Embora a medicina do estilo de vida seja baseada em seis pilares, o estudo se concentrará em um, dieta (os outros são sono, físico atividade, relações interpessoais, controle do estresse e uso de substâncias tóxicas). “Por se tratar de um estudo, devemos evitar adicionar 'ruído': se começarmos a dizer aos participantes que eles devem dormir um certo período de tempo ou controlar o estresse, seria difícil identificar qual fator desempenhou um papel. Nos dois grupos, eles vão falar sobre atividade física e serão acompanhados”, explica Florez.

“O tratamento que o grupo de intervenção não intensiva seguirá não dá tanta ênfase à ingestão de alimentos vegetais. E são os alimentos que os argentinos menos consomem, apesar de terem muitos benefícios, como melhorar os níveis de glicose no sangue ou produzir menos inflamação”, diz Kraselnik. O médico ainda ressalta que, para observar possíveis melhorias no fator alimentar, nos casos sempre que possível, será buscado que as pessoas selecionadas não tomem nenhum medicamento associado ao diabetes tipo 2.
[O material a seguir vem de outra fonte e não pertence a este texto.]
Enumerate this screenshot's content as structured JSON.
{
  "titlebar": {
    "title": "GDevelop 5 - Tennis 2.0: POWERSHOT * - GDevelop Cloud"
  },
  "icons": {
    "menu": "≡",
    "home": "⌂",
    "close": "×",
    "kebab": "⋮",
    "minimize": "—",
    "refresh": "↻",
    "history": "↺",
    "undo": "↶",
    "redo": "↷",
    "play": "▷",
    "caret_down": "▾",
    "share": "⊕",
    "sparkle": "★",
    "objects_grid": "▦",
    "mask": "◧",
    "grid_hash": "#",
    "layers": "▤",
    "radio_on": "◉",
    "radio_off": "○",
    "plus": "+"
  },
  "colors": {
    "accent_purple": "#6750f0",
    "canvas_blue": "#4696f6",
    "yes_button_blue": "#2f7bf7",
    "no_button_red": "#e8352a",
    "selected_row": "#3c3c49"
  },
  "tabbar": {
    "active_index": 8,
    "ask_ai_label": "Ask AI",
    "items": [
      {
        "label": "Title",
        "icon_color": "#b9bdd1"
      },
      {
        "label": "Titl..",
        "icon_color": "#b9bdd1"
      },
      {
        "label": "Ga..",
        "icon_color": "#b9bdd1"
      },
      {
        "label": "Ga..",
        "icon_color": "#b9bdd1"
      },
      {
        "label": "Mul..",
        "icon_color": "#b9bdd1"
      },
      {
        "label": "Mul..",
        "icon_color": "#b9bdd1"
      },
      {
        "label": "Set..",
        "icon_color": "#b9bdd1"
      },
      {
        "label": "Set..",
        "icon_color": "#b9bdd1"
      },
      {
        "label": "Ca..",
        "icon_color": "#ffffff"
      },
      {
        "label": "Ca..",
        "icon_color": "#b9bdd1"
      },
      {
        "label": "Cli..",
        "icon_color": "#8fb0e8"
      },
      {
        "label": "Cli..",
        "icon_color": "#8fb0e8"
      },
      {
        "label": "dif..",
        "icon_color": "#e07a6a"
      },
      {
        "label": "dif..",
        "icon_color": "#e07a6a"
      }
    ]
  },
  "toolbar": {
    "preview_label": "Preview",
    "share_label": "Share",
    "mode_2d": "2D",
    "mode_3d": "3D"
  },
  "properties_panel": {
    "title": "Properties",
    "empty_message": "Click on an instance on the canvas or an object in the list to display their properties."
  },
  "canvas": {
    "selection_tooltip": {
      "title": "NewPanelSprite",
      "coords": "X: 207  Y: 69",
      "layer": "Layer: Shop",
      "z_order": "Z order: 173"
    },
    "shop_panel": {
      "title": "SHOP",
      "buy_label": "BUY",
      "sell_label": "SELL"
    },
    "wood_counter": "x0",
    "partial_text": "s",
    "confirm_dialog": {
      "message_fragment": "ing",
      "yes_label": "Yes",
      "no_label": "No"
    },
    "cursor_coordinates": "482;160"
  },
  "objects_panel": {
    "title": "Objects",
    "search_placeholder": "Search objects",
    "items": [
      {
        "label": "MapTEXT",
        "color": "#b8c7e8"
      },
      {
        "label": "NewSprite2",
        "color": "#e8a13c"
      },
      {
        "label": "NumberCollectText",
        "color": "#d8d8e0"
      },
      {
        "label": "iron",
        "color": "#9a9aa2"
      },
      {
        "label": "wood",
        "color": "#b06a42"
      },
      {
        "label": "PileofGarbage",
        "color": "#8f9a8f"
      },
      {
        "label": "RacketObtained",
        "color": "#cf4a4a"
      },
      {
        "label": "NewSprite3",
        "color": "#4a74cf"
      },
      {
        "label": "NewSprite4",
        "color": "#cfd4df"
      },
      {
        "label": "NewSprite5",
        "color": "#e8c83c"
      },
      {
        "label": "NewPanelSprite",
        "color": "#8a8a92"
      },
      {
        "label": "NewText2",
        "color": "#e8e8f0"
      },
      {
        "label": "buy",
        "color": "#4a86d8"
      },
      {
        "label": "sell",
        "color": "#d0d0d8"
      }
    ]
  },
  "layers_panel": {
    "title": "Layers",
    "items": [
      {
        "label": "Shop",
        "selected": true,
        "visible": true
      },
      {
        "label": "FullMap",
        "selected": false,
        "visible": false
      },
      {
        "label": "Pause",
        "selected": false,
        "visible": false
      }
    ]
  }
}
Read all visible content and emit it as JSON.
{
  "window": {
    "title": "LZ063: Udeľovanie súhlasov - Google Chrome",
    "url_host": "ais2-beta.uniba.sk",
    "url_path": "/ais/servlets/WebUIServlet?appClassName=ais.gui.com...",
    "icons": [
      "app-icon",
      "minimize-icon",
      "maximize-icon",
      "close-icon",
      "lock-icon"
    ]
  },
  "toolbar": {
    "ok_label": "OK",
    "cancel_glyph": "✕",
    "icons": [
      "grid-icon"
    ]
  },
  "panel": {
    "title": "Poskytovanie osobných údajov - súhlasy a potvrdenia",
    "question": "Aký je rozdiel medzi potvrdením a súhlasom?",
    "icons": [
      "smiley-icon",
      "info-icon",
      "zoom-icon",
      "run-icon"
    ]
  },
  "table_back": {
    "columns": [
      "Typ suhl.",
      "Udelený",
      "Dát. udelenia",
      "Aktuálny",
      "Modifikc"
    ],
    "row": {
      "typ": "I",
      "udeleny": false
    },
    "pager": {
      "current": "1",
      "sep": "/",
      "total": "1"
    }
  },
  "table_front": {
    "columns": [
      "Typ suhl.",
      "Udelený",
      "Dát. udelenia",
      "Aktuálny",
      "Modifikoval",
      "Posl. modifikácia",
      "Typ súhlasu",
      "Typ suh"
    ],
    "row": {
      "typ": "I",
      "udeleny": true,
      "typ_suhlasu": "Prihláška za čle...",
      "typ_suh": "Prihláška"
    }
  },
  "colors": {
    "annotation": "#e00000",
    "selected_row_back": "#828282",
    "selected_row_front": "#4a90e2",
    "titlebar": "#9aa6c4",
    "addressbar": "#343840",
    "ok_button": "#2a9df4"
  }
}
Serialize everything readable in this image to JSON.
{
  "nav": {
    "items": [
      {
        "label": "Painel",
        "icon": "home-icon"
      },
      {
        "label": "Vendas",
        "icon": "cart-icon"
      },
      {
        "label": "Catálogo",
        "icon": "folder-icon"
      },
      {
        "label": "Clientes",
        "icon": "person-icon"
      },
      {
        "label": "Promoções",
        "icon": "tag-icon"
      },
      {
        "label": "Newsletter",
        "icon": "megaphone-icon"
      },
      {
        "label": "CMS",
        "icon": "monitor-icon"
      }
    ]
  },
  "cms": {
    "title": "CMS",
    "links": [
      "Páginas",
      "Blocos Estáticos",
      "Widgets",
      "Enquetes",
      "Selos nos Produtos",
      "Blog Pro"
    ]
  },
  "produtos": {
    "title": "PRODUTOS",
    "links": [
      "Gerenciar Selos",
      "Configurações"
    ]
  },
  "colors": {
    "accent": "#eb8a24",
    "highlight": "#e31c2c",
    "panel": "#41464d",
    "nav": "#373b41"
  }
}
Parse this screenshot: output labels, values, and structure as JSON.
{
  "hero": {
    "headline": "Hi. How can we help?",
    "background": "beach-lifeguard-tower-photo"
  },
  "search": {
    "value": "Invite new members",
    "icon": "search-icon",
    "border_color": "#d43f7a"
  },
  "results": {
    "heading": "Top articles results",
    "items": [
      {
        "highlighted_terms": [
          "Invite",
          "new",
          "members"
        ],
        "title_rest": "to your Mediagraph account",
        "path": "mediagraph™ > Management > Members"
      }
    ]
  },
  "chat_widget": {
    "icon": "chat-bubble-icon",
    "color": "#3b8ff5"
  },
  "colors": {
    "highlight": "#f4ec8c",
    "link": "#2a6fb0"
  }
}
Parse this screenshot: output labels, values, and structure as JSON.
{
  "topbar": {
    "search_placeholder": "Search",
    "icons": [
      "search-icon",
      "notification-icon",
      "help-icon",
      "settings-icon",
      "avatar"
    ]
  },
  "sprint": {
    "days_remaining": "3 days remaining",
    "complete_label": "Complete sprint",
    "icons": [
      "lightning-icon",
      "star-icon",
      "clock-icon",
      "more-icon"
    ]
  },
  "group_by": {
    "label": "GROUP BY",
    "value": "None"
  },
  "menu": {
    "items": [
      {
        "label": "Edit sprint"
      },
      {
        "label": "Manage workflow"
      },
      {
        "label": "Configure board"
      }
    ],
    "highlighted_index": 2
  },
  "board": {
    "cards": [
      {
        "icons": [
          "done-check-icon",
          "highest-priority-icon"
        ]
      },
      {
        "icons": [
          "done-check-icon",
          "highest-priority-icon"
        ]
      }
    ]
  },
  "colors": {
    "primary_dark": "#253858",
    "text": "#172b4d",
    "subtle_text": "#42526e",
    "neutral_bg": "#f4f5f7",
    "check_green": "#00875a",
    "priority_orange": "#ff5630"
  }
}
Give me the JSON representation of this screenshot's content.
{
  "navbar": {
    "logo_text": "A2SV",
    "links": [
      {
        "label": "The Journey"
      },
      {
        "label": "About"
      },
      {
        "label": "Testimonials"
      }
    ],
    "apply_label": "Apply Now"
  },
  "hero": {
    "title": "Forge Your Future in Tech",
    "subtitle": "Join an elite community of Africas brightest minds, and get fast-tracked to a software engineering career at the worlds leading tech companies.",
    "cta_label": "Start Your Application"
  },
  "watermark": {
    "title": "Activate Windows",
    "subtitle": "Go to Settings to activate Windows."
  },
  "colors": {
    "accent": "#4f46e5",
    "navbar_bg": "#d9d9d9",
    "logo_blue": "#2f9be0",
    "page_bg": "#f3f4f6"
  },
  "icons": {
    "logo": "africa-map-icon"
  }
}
Florez, por outro lado, enfatiza que os participantes terão um papel fundamental, como na medicina do estilo de vida, um paradigma que, diz o médico, “tem se mostrado eficaz na prevenção, controle e reversão de condições como o diabetes tipo 2”.

Infobae

“A medicina do estilo de vida”, continua Florez, “não contrasta com a medicina tradicional, mas a complementa. Mas uma diferença importante é que, na abordagem tradicional, não temos fé no paciente, não “perdemos tempo” insistindo que eles se exercitem ou comam de uma maneira. Na medicina do estilo de vida, acreditamos que a pessoa está disposta a mudar, mas devemos aprender a motivá-la. Quem pratica medicina deve saber sobre mudanças comportamentais”.

Nesse sentido, algo que fará a diferença entre os dois grupos de pesquisa será a frequência dos controles. “Vamos ter um acompanhamento mais personalizado por meio de registros de alimentos no WhatsApp, workshops ou grupos com interesses semelhantes. Vamos usar ferramentas para conhecer a pessoa, em que estágio de mudança de comportamento ela se encontra, a fim de incentivá-la e gerar estratégias eficazes para acompanhá-la”, diz Florez. “Sabemos que apenas dizer aos participantes que eles têm que comer frutas, vegetais e legumes não terá um impacto significativo nas pessoas”, diz.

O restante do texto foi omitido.